Qthru's model calls for shoppers in participating stores to scan bar codes with the cellular handsets they're carrying as they put items in their shopping carts. When ready to check out, they simply walk to a Qthru-enabled point-of-sale (POS) station, scan the telephone itself, enter a personal identification number (PIN), receive a printed receipt, greet a store employee who supervises the POS kiosk, and walk out. Qthru and co-operating retailers are experimenting with weigh stations for measured produce.
A story in the Seattle Business Journal quoted retail store owner Tyler Myers to the effect that "... shoplifting is nearly impossible." There is clear potential for savings in check-out labor, and at least a portion of shoppers will regard Qthru as a convenience.

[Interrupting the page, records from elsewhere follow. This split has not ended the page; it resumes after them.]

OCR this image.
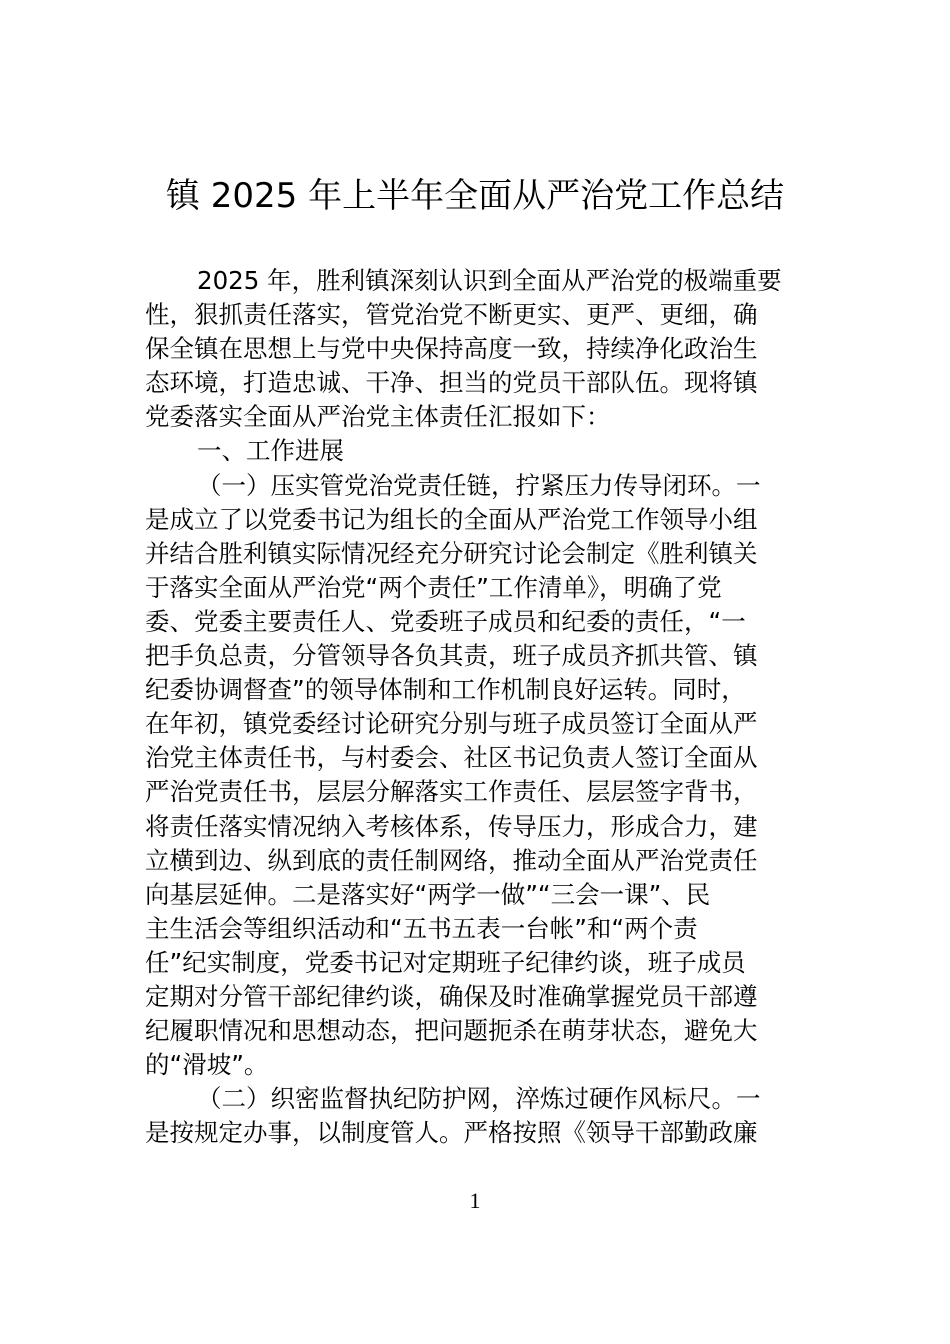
镇 2025 年上半年全面从严治党工作总结
2025 年，胜利镇深刻认识到全面从严治党的极端重要
性，狠抓责任落实，管党治党不断更实、更严、更细，确
保全镇在思想上与党中央保持高度一致，持续净化政治生
态环境，打造忠诚、干净、担当的党员干部队伍。现将镇
党委落实全面从严治党主体责任汇报如下：
一、工作进展
（一）压实管党治党责任链，拧紧压力传导闭环。一
是成立了以党委书记为组长的全面从严治党工作领导小组
并结合胜利镇实际情况经充分研究讨论会制定《胜利镇关
于落实全面从严治党“两个责任”工作清单》，明确了党
委、党委主要责任人、党委班子成员和纪委的责任，“一
把手负总责，分管领导各负其责，班子成员齐抓共管、镇
纪委协调督查”的领导体制和工作机制良好运转。同时，
在年初，镇党委经讨论研究分别与班子成员签订全面从严
治党主体责任书，与村委会、社区书记负责人签订全面从
严治党责任书，层层分解落实工作责任、层层签字背书，
将责任落实情况纳入考核体系，传导压力，形成合力，建
立横到边、纵到底的责任制网络，推动全面从严治党责任
向基层延伸。二是落实好“两学一做”“三会一课”、民
主生活会等组织活动和“五书五表一台帐”和“两个责
任”纪实制度，党委书记对定期班子纪律约谈，班子成员
定期对分管干部纪律约谈，确保及时准确掌握党员干部遵
纪履职情况和思想动态，把问题扼杀在萌芽状态，避免大
的“滑坡”。
（二）织密监督执纪防护网，淬炼过硬作风标尺。一
是按规定办事，以制度管人。严格按照《领导干部勤政廉
1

Among the secondary effects possible:
- The Qthru application will become a natural vehicle for targeted communications, suggestive selling, couponing, and replacement of or coordination with existing loyalty cards. The implication for shopper analytics are arguably the largest benefit Qthru offers retailers.
- Retailing folklore suggests that consumers will shop to a budget limit with more precision when running totals are available to them. Preliminary research suggests this boosts average visit totals by a few percentage points.
- The high-margin front-of-the-store impulse purchases--snacks, tabloids, and so on--will be increasingly left behind by fast-moving shoppers speeding through check-out.
Qthru remains a long way from wide-spread roll-out. As presently configured, it requires installation in each retail store of a dedicated $900 POS kiosk, a significant barrier to quick adoption. Still, the existing models of self check-out are no better than mixed successes. Qthru and rivals still-to-come are sure to generate more ideas to improve the payment process.